When Veterans get together for the first time, they talk like old friends. A common vernacular spills out of folks who might have buried it in the civilian world. Jokes and war stories inevitably fly. No one asks, “What do you do?” but rather, “What unit were you in? What was your MOS?”
Before it even began, the Student Veterans of America Leadership Institute—an intensive two-day course focused on building and sustaining strong campus chapters—felt like a unit reunion.
The hotel bar buzzed with military jargon mingled with stories about fickle university officials and tales of stretched budgets and hard fought victories, like securing office space and raising Yellow Ribbon assistance.
Held at the Google headquarters in Mountain View, California in collaboration with Purdue University’s Military Family Research Institute, the course focused on what MFRI calls the 3-D model, which instructs student Vets on how to design, develop, and deliver an effective and influential Student Veteran Organization (SVO). SVA and MFRI jointly released a manual to help chapters along through the process.
The buildup of strong campus chapters comes at a crucial time, as troops rotate out of the military and back into the civilian world with education benefits in hand. More than 700,000 Veterans have used the Post-9/11 GI Bill since its creation in 2009, and VA expects more Veterans than ever to enroll in universities and colleges this fall.
As Veterans arrive at campus, so too must resources to help guide them. SVA chapter leaders have been instrumental in cementing support and resource, like boosting certification staff and establishing Veterans Centers, where Vets can study and decompress.
Strong local chapters enter a feedback loop with the national organization, which lobbies Congress on key bills and helps build awareness of the needs of student Veterans, which in turn helps reinforce chapters at the local level, says Michael Dakduk, a Marine Corps Veteran and executive director of SVA.
“We want to build a rapport at the national level so chapters can leverage that relationship on their campus,” Dakduk told me between breakout sessions at the Leadership Institute. “Sustainability is linked to the chapters, so we have to help implement those best practices.
The best practices learned at each university seemed to be exchanged more than war stories and tales from the dorm. Mike Tran, an Air Force Veteran with three tours in Iraq, told me his SVO at Cal State University at East Bay needed a shot in the arm after the previous president didn’t plan for a successor.
“I’m taking back ideas for budgeting, fundraising, and a few new ideas on how to raise awareness” on campus, said Tran, the current chapter president at CSU East Bay. The computer forensics major also learned a few tricks on how to use technology to help spread awareness and connect members.
Planning for leadership succession was an ongoing conversation throughout the summit, and many chapter leaders identified it as a key challenge. Alfred Sanalila, a Marine Corps Veteran and the SVO president at Gwinnett Technical College in Lawrenceville, Georgia, said he’s preparing for succession now by building continuity manuals with references, contacts, and lessons learned.

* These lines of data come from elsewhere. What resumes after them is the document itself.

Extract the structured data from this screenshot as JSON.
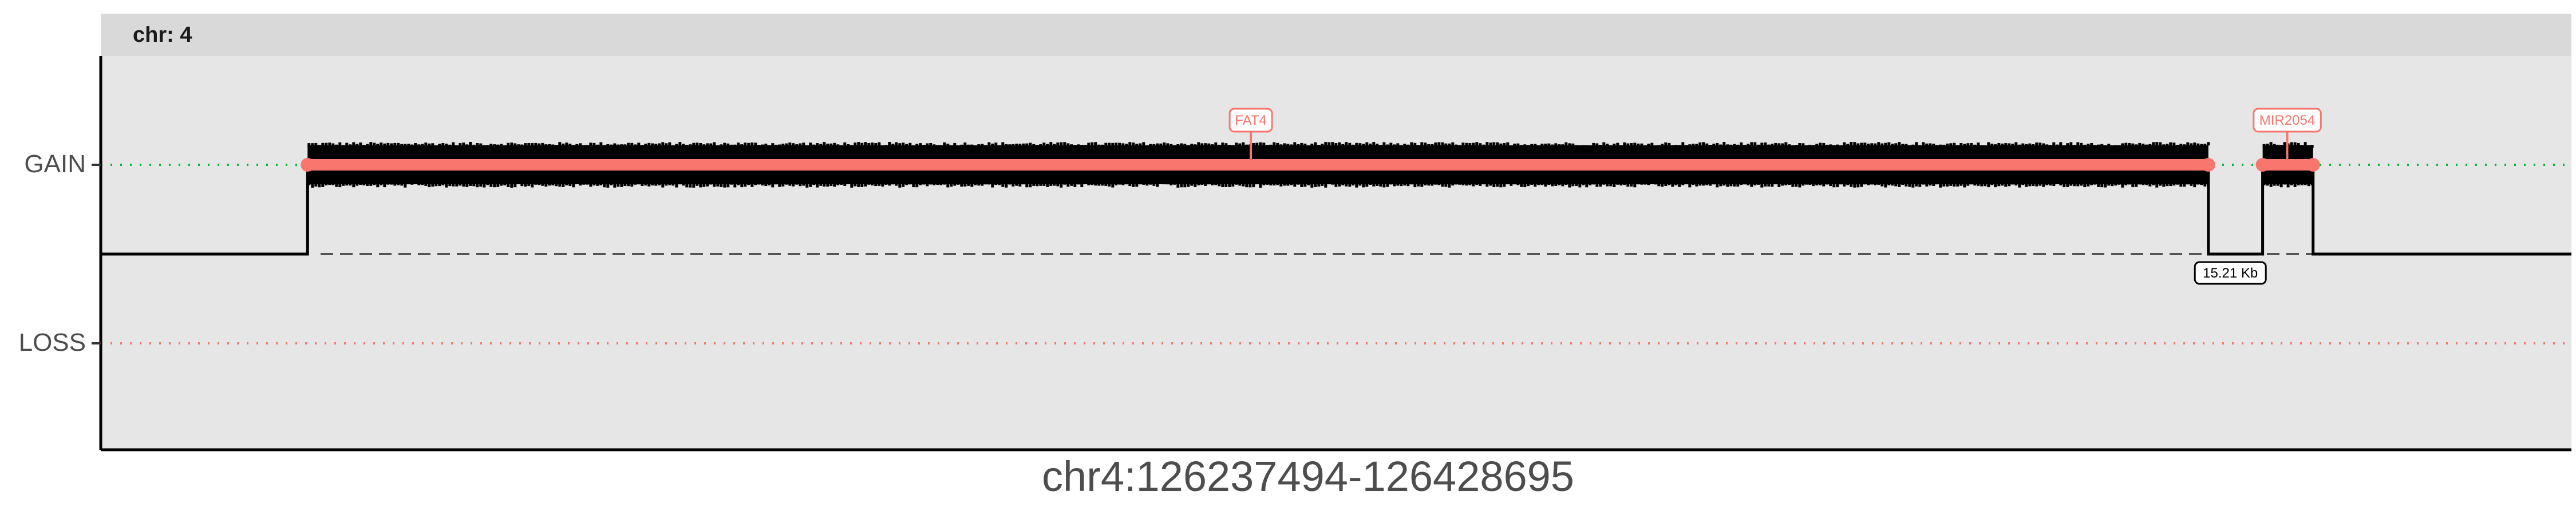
{
  "chart_data": {
    "type": "step-segments",
    "title": "",
    "xlabel": "chr4:126237494-126428695",
    "ylabel": "",
    "strip_label": "chr: 4",
    "x_range": [
      126237494,
      126428695
    ],
    "y_levels": [
      "GAIN",
      "LOSS"
    ],
    "grid": false,
    "segments": [
      {
        "state": "GAIN",
        "start": 126253500,
        "end": 126400600
      },
      {
        "state": "GAIN",
        "start": 126404800,
        "end": 126408700
      }
    ],
    "genes": [
      {
        "name": "FAT4",
        "position": 126326500
      },
      {
        "name": "MIR2054",
        "position": 126406700
      }
    ],
    "gap_annotation": {
      "label": "15.21 Kb",
      "position": 126402300
    },
    "colors": {
      "panel": "#e6e6e6",
      "strip": "#d9d9d9",
      "segment": "#f8766d",
      "gain_ref": "#00ba38",
      "loss_ref": "#f8766d",
      "step": "#000000",
      "axis_text": "#4d4d4d"
    }
  }
}
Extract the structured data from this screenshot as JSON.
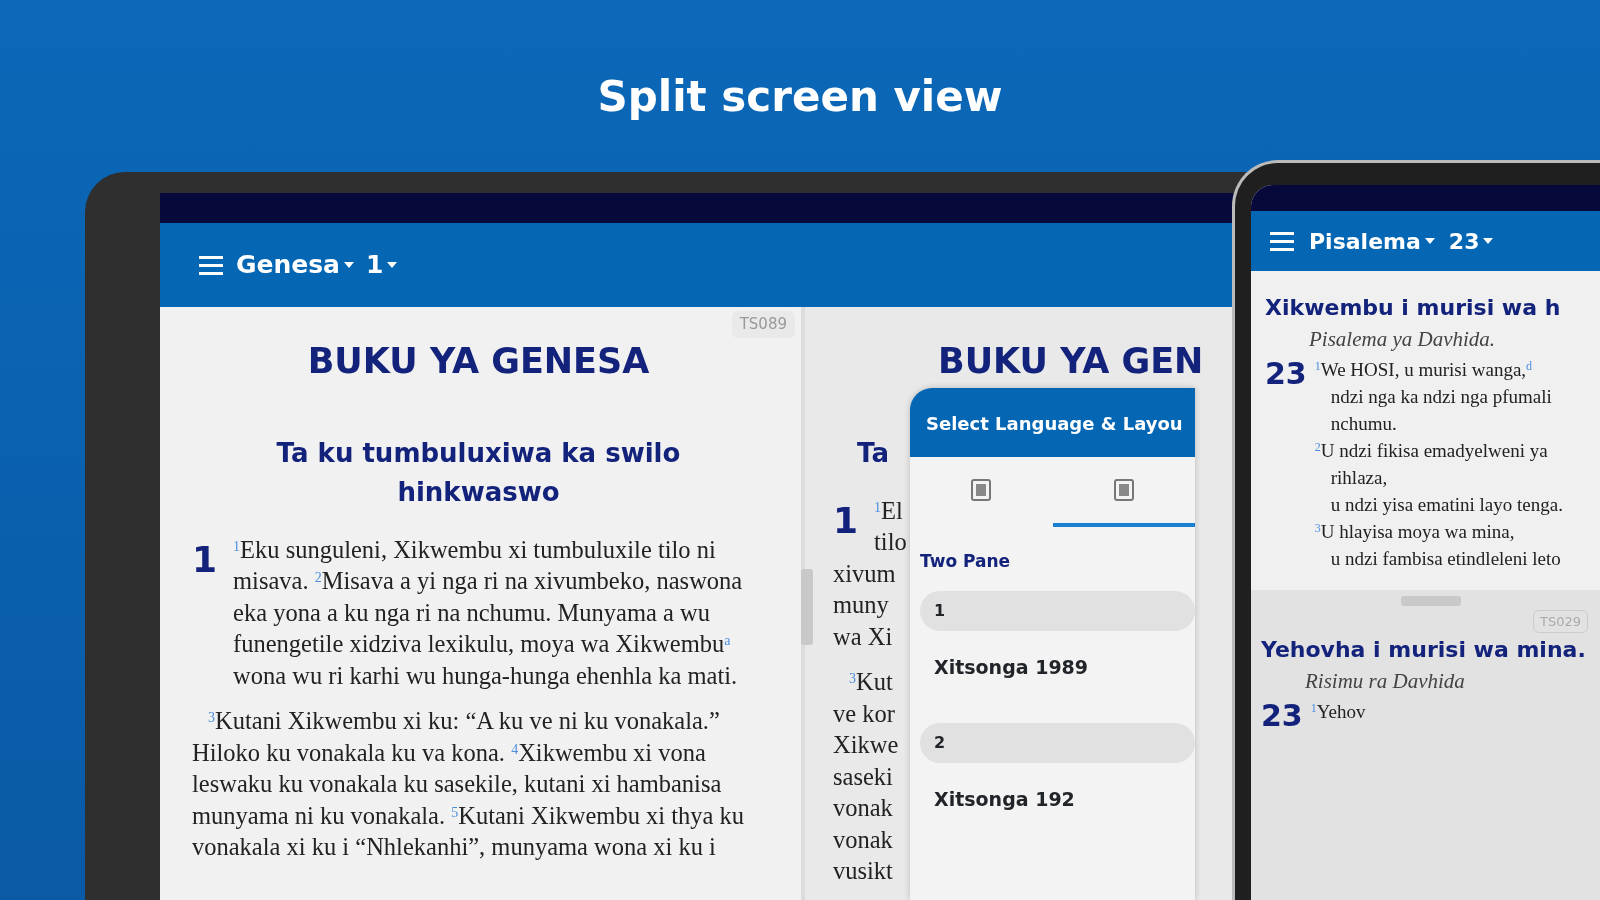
{
  "headline": "Split screen view",
  "tablet": {
    "app_bar": {
      "book": "Genesa",
      "chapter": "1"
    },
    "left_pane": {
      "badge": "TS089",
      "title": "BUKU YA GENESA",
      "heading": "Ta ku tumbuluxiwa ka swilo hinkwaswo",
      "chapter": "1",
      "paragraphs": [
        "$^{1}$Eku sunguleni, Xikwembu xi tumbuluxile tilo ni misava. $^{2}$Misava a yi nga ri na xivumbeko, naswona eka yona a ku nga ri na nchumu. Munyama a wu funengetile xidziva lexikulu, moya wa Xikwembu$^{a}$ wona wu ri karhi wu hunga-hunga ehenhla ka mati.",
        "$^{3}$Kutani Xikwembu xi ku: “A ku ve ni ku vonakala.” Hiloko ku vonakala ku va kona. $^{4}$Xikwembu xi vona leswaku ku vonakala ku sasekile, kutani xi hambanisa munyama ni ku vonakala. $^{5}$Kutani Xikwembu xi thya ku vonakala xi ku i “Nhlekanhi”, munyama wona xi ku i"
      ]
    },
    "right_pane": {
      "title": "BUKU YA GEN",
      "heading": "Ta",
      "chapter": "1",
      "lines": [
        "$^{1}$El",
        "tilo",
        "xivum",
        "muny",
        "wa Xi",
        "$^{3}$Kut",
        "ve kor",
        "Xikwe",
        "saseki",
        "vonak",
        "vonak",
        "vusikt"
      ]
    },
    "dialog": {
      "title": "Select Language & Layou",
      "tabs": [
        {
          "selected": false
        },
        {
          "selected": true
        }
      ],
      "section": "Two Pane",
      "panes": [
        {
          "number": "1",
          "language": "Xitsonga 1989"
        },
        {
          "number": "2",
          "language": "Xitsonga 192"
        }
      ]
    }
  },
  "phone": {
    "app_bar": {
      "book": "Pisalema",
      "chapter": "23"
    },
    "top_pane": {
      "title": "Xikwembu i murisi wa h",
      "subtitle": "Pisalema ya Davhida.",
      "chapter": "23",
      "lines": [
        "$^{1}$We HOSI, u murisi wanga,$^{d}$",
        "ndzi nga ka ndzi nga pfumali",
        "nchumu.",
        "$^{2}$U ndzi fikisa emadyelweni ya",
        "rihlaza,",
        "u ndzi yisa ematini layo tenga.",
        "$^{3}$U hlayisa moya wa mina,",
        "u ndzi fambisa etindleleni leto"
      ]
    },
    "bottom_pane": {
      "badge": "TS029",
      "title": "Yehovha i murisi wa mina.",
      "subtitle": "Risimu ra Davhida",
      "chapter": "23",
      "lines": [
        "$^{1}$Yehov"
      ]
    }
  }
}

“You have to cultivate new leaders and keep momentum,” he said, otherwise a power vacuum occurs, like at Tran’s chapter, which leaves Vets scrambling for the fundamentals, distracting from the ultimate goal—to graduate Veterans.
While the chapter leaders and MFRI coaches mulled over local challenges like funding and faculty outreach, one Veteran addressed the group on the lack of discussion over the readiness of some student Vets to begin school.
“There is nobody asking these Veterans if they are ready to undertake a collegiate career. How many people have been honest with them about what this experience is really like?” said former Army MP and Iraq Veteran Ricardo Pereyda in a follow-up email. The president of the SVO at the University of Arizona added, “I love college, and I am thankful that I have stayed with it, but I wasn’t ready for the stress when I first started.”
Pereyda’s remarks drew a loud applause from Veterans who may have had similar challenges in the past.
With a strong emphasis on exporting best practices to the 50 chapters represented in Mountain View, perhaps that was the most important lesson. Transitioning from the military to the classroom can be difficult, especially after combat, and some Vets may be unprepared or in need of additional help. And that’s where the real power in SVA lies: a buddy network that feels like old friends, ready to carry each other through the next mission.